Illinois

I am feeling the need to write, and yet am totally unsure of what to say. I am feeling unsettled since my trip to Illinois. There was so much about it that I loved. The simplicity, kindness, and overall slower pace of life that a place like that represents. The scenery there is magical in its own way. The idea that, as Justin said it, "You don't get lost here because you just pick the direction you need to go and head that way on one of the straight roads." And yet, I totally felt lost. Losing all sense of direction in cornfield after cornfield. Having no idea which direction was home. Because that is what Gridley, Illinois felt like to me... a sense of home. Of that place that I have thought of in my dreams and also every time I watched Friday Night Lights. Where no one is perfect, but there is certainly something magical happening there. The community is a community. The brothers and sisters bicker, but just want good things for each other.
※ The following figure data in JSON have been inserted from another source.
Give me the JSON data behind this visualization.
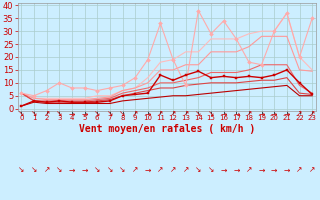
{
  "background_color": "#cceeff",
  "grid_color": "#aacccc",
  "xlabel": "Vent moyen/en rafales ( km/h )",
  "xlabel_color": "#cc0000",
  "xlabel_fontsize": 7,
  "ylabel_ticks": [
    0,
    5,
    10,
    15,
    20,
    25,
    30,
    35,
    40
  ],
  "xticks": [
    0,
    1,
    2,
    3,
    4,
    5,
    6,
    7,
    8,
    9,
    10,
    11,
    12,
    13,
    14,
    15,
    16,
    17,
    18,
    19,
    20,
    21,
    22,
    23
  ],
  "xlim": [
    -0.3,
    23.3
  ],
  "ylim": [
    -1,
    41
  ],
  "lines": [
    {
      "x": [
        0,
        1,
        2,
        3,
        4,
        5,
        6,
        7,
        8,
        9,
        10,
        11,
        12,
        13,
        14,
        15,
        16,
        17,
        18,
        19,
        20,
        21,
        22,
        23
      ],
      "y": [
        6,
        5,
        7,
        10,
        8,
        8,
        7,
        8,
        9,
        12,
        19,
        33,
        19,
        9,
        38,
        29,
        34,
        27,
        18,
        17,
        30,
        37,
        20,
        35
      ],
      "color": "#ffaaaa",
      "linewidth": 0.8,
      "marker": "D",
      "markersize": 2.0,
      "zorder": 4
    },
    {
      "x": [
        0,
        1,
        2,
        3,
        4,
        5,
        6,
        7,
        8,
        9,
        10,
        11,
        12,
        13,
        14,
        15,
        16,
        17,
        18,
        19,
        20,
        21,
        22,
        23
      ],
      "y": [
        6,
        4,
        4,
        4,
        4,
        4,
        5,
        5,
        7,
        8,
        12,
        18,
        19,
        22,
        22,
        27,
        27,
        27,
        29,
        30,
        30,
        37,
        20,
        15
      ],
      "color": "#ffbbbb",
      "linewidth": 0.8,
      "marker": null,
      "markersize": 0,
      "zorder": 2
    },
    {
      "x": [
        0,
        1,
        2,
        3,
        4,
        5,
        6,
        7,
        8,
        9,
        10,
        11,
        12,
        13,
        14,
        15,
        16,
        17,
        18,
        19,
        20,
        21,
        22,
        23
      ],
      "y": [
        6,
        4,
        3.5,
        3.5,
        3.5,
        3.5,
        4,
        4.5,
        7,
        8,
        10,
        15,
        15,
        17,
        17,
        22,
        22,
        22,
        24,
        28,
        28,
        28,
        15,
        14.5
      ],
      "color": "#ff9999",
      "linewidth": 0.8,
      "marker": null,
      "markersize": 0,
      "zorder": 2
    },
    {
      "x": [
        0,
        1,
        2,
        3,
        4,
        5,
        6,
        7,
        8,
        9,
        10,
        11,
        12,
        13,
        14,
        15,
        16,
        17,
        18,
        19,
        20,
        21,
        22,
        23
      ],
      "y": [
        6,
        3,
        3,
        3,
        3,
        3,
        3.5,
        4,
        6,
        7,
        8,
        10,
        10,
        11,
        12,
        14,
        14,
        14,
        15,
        17,
        17,
        17,
        9,
        6
      ],
      "color": "#ee6666",
      "linewidth": 0.8,
      "marker": null,
      "markersize": 0,
      "zorder": 3
    },
    {
      "x": [
        0,
        1,
        2,
        3,
        4,
        5,
        6,
        7,
        8,
        9,
        10,
        11,
        12,
        13,
        14,
        15,
        16,
        17,
        18,
        19,
        20,
        21,
        22,
        23
      ],
      "y": [
        6,
        3,
        2.5,
        2.5,
        2.5,
        2.5,
        3,
        3.5,
        5,
        6,
        7,
        8,
        8,
        9,
        9.5,
        10,
        10,
        10,
        10.5,
        11,
        11,
        12,
        6,
        5.5
      ],
      "color": "#dd4444",
      "linewidth": 0.8,
      "marker": null,
      "markersize": 0,
      "zorder": 3
    },
    {
      "x": [
        0,
        1,
        2,
        3,
        4,
        5,
        6,
        7,
        8,
        9,
        10,
        11,
        12,
        13,
        14,
        15,
        16,
        17,
        18,
        19,
        20,
        21,
        22,
        23
      ],
      "y": [
        1,
        3,
        2.5,
        3,
        2.5,
        2.5,
        2.5,
        3,
        5,
        5.5,
        6,
        13,
        11,
        13,
        14.5,
        12,
        12.5,
        12,
        12.5,
        12,
        13,
        15,
        10,
        5.5
      ],
      "color": "#cc0000",
      "linewidth": 1.0,
      "marker": "s",
      "markersize": 2.0,
      "zorder": 6
    },
    {
      "x": [
        0,
        1,
        2,
        3,
        4,
        5,
        6,
        7,
        8,
        9,
        10,
        11,
        12,
        13,
        14,
        15,
        16,
        17,
        18,
        19,
        20,
        21,
        22,
        23
      ],
      "y": [
        1,
        2.5,
        2,
        2,
        2,
        2,
        2,
        2,
        3,
        3.5,
        4,
        4.5,
        5,
        5,
        5.5,
        6,
        6.5,
        7,
        7.5,
        8,
        8.5,
        9,
        5,
        5
      ],
      "color": "#bb0000",
      "linewidth": 0.8,
      "marker": null,
      "markersize": 0,
      "zorder": 3
    }
  ],
  "wind_arrows": [
    "↘",
    "↘",
    "↗",
    "↘",
    "→",
    "→",
    "↘",
    "↘",
    "↘",
    "↗",
    "→",
    "↗",
    "↗",
    "↗",
    "↘",
    "↘",
    "→",
    "→",
    "↗",
    "→",
    "→",
    "→",
    "↗",
    "↗"
  ],
  "arrow_color": "#cc0000",
  "arrow_fontsize": 5.5
}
The parents stick it out for the long haul because they have chosen this... this life... this existence with each other and for their children. The teenagers all life guard at the local pool and go "parking" in supposedly hidden places, but everyone knows everything here so nothing is really "hidden." It's different, it's wonderful, and I miss it. Obviously hidden underneath all of this is my desire to belong to a family. I know that I have to give it up, this crazy longing for something I have never had, but it is a difficult ask... just ask any kid at a candy store who can't buy the king size. "YOU WANT ME TO WHAT!???!???"